As we all become better acquainted with remote work, some unexpected benefits are coming to light. Some studies are suggesting that working remotely might boost creative problem-solving. We encourage you to take advantage of this by championing the following approaches to inspire remote creativity and collaboration with your remote teams in the following ways:
1. Endorse Flexibility
We mentioned in a recent post that for many of your employees (and perhaps you as well) homeschooling children for the first time and juggling a million other variables, a typical nine-to-five workday may no longer be possible. That’s okay.

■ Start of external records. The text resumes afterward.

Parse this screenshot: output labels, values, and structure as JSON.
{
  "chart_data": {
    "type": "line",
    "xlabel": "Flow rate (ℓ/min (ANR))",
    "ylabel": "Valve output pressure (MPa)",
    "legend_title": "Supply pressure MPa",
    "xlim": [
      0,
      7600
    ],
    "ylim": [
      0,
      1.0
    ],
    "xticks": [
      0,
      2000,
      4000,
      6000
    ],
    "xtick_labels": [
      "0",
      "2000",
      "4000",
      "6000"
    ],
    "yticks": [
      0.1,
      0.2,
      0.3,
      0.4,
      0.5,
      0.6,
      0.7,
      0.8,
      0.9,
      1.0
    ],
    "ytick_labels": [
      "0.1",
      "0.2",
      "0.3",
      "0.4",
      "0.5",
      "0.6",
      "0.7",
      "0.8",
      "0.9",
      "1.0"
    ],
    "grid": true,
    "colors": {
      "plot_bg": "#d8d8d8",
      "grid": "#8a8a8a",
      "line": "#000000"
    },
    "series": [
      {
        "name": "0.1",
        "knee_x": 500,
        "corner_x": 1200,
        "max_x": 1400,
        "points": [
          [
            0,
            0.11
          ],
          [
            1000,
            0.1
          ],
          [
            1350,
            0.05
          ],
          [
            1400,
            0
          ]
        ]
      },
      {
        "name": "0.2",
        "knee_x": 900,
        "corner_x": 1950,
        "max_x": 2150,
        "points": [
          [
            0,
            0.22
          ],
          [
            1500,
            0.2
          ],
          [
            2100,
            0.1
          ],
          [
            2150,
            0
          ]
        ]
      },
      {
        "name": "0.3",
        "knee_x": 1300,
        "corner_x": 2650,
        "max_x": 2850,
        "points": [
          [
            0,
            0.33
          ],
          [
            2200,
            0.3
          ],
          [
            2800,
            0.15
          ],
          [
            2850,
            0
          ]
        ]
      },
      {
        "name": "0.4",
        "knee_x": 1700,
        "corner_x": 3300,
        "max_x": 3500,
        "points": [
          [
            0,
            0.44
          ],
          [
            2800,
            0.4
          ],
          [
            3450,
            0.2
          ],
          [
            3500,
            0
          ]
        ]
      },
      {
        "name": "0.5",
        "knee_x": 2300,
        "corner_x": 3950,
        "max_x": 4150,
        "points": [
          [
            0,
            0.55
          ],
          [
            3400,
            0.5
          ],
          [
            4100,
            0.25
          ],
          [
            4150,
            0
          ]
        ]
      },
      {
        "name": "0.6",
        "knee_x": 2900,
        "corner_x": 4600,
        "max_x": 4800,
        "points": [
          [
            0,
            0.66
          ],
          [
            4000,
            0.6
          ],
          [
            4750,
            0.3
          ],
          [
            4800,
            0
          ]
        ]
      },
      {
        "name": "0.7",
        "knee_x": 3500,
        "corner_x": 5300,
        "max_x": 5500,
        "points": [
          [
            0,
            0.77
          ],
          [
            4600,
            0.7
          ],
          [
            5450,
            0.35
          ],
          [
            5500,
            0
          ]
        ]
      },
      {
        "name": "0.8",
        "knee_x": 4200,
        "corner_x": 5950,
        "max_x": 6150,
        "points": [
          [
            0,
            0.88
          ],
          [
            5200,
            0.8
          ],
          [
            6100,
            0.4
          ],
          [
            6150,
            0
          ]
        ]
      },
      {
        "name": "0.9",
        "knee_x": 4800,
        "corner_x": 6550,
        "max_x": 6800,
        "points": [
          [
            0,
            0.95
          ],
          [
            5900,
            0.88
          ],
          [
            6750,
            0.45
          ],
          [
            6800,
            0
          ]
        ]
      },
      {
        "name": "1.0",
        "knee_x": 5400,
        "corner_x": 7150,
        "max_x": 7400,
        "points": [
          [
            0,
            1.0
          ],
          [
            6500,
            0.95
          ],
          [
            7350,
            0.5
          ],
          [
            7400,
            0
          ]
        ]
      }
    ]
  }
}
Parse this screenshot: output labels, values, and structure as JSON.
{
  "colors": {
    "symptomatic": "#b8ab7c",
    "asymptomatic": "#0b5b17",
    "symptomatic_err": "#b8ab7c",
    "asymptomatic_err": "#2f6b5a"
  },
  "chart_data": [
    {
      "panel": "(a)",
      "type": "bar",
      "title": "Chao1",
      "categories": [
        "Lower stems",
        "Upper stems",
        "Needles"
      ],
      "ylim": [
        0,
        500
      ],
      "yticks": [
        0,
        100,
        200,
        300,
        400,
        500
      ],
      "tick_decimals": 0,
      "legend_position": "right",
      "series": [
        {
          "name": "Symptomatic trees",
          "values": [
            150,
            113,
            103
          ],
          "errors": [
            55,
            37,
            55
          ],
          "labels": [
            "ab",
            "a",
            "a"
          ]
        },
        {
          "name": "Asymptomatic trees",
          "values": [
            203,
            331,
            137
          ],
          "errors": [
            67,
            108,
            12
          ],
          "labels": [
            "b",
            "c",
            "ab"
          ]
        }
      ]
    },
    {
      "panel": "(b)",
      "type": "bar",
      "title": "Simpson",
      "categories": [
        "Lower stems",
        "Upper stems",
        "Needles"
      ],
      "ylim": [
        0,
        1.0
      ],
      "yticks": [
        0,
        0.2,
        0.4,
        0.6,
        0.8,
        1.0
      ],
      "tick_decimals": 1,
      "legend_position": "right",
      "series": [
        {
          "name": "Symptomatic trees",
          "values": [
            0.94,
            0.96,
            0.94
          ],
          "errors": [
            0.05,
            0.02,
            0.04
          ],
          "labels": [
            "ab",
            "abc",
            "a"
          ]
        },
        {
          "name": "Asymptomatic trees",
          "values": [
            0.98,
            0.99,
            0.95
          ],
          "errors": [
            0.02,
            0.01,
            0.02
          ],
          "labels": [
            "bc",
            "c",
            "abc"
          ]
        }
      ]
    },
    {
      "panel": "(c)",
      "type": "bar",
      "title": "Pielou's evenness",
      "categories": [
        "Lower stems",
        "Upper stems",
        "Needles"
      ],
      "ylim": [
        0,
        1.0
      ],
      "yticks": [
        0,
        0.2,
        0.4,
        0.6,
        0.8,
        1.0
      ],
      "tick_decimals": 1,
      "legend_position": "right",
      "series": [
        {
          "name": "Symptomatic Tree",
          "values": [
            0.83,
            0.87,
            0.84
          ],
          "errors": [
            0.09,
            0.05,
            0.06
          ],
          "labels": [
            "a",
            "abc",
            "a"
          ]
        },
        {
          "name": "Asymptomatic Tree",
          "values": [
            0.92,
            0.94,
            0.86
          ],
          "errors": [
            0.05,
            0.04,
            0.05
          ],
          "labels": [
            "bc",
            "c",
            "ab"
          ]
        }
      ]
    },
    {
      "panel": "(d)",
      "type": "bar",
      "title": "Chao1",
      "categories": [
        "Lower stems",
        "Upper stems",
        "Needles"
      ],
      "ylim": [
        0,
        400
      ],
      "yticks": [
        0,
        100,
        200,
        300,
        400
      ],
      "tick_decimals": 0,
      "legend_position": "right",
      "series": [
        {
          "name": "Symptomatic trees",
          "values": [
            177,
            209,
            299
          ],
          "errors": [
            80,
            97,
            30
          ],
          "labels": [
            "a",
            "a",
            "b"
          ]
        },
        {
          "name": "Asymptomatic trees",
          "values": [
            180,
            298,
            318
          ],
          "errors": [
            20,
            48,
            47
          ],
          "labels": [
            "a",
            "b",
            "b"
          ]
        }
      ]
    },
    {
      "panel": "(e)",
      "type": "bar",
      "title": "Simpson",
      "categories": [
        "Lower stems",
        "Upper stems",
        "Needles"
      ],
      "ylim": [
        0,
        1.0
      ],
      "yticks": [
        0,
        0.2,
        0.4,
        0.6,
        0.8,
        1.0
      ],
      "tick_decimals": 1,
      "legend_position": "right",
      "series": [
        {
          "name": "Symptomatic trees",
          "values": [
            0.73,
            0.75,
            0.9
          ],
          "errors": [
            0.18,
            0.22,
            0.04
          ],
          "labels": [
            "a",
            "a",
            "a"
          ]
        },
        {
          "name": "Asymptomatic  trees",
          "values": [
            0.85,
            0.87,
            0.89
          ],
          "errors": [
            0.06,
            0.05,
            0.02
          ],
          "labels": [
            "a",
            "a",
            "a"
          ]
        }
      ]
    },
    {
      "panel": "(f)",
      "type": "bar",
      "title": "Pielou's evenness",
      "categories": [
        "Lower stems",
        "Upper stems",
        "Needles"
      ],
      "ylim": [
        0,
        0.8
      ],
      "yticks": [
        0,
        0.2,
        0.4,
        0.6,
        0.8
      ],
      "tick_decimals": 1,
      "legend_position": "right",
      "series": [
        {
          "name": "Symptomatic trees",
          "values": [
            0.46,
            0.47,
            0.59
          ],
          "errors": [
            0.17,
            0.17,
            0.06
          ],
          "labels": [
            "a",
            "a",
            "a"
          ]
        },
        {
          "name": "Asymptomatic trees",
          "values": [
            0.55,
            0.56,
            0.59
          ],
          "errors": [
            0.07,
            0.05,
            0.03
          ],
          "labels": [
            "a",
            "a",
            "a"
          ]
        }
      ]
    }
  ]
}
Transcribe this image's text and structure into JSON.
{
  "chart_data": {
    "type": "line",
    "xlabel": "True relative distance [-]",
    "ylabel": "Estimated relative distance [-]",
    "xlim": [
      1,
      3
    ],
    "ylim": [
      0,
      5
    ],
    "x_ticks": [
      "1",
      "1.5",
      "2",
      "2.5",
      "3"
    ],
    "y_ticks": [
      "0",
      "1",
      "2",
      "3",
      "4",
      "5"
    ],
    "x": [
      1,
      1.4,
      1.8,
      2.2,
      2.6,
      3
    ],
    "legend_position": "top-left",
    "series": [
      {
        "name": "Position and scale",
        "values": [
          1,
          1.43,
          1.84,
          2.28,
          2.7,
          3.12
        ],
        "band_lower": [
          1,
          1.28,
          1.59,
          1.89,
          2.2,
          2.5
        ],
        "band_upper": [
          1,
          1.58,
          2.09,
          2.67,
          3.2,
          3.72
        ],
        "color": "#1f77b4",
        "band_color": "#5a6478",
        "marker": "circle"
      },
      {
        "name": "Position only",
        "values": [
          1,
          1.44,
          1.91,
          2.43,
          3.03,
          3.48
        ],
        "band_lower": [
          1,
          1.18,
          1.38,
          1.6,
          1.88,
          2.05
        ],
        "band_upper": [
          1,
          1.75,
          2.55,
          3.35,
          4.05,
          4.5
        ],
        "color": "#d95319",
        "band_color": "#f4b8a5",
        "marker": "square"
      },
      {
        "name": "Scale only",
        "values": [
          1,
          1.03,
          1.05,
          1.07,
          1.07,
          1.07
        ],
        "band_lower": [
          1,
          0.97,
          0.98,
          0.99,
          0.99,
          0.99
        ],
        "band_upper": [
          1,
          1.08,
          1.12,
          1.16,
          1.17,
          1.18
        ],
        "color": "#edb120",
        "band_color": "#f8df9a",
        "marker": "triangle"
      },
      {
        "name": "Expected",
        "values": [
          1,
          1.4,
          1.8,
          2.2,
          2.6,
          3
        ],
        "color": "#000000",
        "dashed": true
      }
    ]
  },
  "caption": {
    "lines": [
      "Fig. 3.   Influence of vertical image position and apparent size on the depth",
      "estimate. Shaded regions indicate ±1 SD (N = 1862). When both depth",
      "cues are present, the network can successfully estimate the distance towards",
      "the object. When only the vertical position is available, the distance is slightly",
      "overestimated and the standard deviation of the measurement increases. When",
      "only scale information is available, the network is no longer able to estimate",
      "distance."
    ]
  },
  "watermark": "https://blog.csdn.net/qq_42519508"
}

Instead of trying to force your employees, or yourself, into a rigid schedule, allow your team freedom and flexibility. Let your employees create their own daily schedule and give it back to you so you know when they’re available. If your team needs to keep stricter operating hours, offer scheduled free time during the day to help employees find balance with their other obligations and responsibilities. This flexibility will create opportunities for your team to relax and refresh. Focus on results, rather than when people clock in and out. If they are finding a balance and making it work, embrace it.
2. Engage Often
One of the main reasons creativity and collaboration suffer for remote teams is that people feel isolated. There aren’t enough opportunities to work with coworkers on complicated tax returns or look at projects from a different perspective.
As a leader, you can remedy this problem by creating opportunities for your team to engage often. Here are some ways you can facilitate connections:
- Schedule in regular video meetings, both one-on-one and with the whole team
- Update your team on company news
- Allow for ongoing communication through email and chat options
- Be readily available for questions or discussions
- Celebrate individual and team successes (this is especially important!)
Share your screen during agenda-driven or creative-problem solving meetings. This way, when you’re collaborating, it feels more like a whiteboard.
3. Embrace Separation
There’s a fair amount of evidence to suggest that while groups do a great job with collaborative feedback, brainstorming creative solutions alone may be better as you’re not worried about how to present each new idea. Of course, this doesn’t mean you have to sit in front of an empty Word document when you’re thinking; take a walk, pace around the house, or do a mindless task like folding laundry. Then, when you meet with your team on Zoom or Microsoft Teams to share your ideas, your collaboration might be more effective.